Crystals in cat urine can be treated in the following ways:

  • Crystalluria in cats is an extremely painful condition. Use carprofen or other anti-inflammatory drugs for alleviation of pain
  • Potassium citrate can be used to treat oxalate crystals; struvite crystals can be treated with urinary acidifiers; and the glycosaminoglycan coat that lines the bladder can be strengthened with glucosamine supplements.
  • Antispasmodics can be given to relax the urethra and bladder walls so as to aid the passage of urine and reduce pain.
  • Crystals in cat urine caused due to bacterial infection can be treated with antibiotics.
  • Ensure that you cat drinks as much water as possible. It will facilitate urine dilution as well as help prevent future cases of crystals in cat urine.Crystals and other debris present in the urinary tract can thus be easily flushed out.
  • Ensure that the cat is given a balanced diet, including canned diets. Instead of dry and wet cat foods, you may also opt for natural raw meat. This will ensure that the urine pH levels are maintained at more natural levels. Provide little amounts of food to your pet many times a day; such changes in feeding habits is especially helpful if the cat is used to one or 2 times a day.

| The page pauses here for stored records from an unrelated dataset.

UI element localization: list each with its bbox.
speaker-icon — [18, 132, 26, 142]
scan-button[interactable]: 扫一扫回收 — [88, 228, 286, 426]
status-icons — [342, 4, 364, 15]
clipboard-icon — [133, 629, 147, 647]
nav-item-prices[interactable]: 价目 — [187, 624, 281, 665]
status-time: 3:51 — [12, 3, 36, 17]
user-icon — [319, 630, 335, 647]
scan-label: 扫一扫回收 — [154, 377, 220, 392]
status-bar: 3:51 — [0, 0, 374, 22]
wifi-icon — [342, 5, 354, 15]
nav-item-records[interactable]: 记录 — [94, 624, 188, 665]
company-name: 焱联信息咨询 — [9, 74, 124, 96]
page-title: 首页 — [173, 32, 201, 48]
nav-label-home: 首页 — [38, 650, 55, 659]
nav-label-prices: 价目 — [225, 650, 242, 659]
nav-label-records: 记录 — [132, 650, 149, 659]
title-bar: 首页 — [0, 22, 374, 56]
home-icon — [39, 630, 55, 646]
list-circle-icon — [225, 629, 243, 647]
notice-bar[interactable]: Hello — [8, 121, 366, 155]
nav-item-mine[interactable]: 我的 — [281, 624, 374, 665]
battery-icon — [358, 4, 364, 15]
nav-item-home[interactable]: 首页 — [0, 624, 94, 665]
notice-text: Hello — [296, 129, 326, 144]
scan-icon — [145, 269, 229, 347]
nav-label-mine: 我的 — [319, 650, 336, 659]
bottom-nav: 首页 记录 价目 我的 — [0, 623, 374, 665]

    • Changes in diet is often dependent on the type of crystals in cat urine. Hence, it is important to consult a vet before making any modifications in diet.
  • Cats can experience increased stress due to causes such as a new cat in the house, sharing the litter box or food, etc. Hence, ensure a comfortable environment, separate items, and personal space to prevent stress and crystals in cat urine. Sedentary cats are more vulnerable to developing crystalluria than an active one. You can increase your cat’s level of physical activities by using lasers, toys, and providing a scratch post.
    • Amitriptyline, an anti-anxiety medication may also be used to alleviate stress.
  • In severe cases, crystals in cat urine may be physically removed via surgery.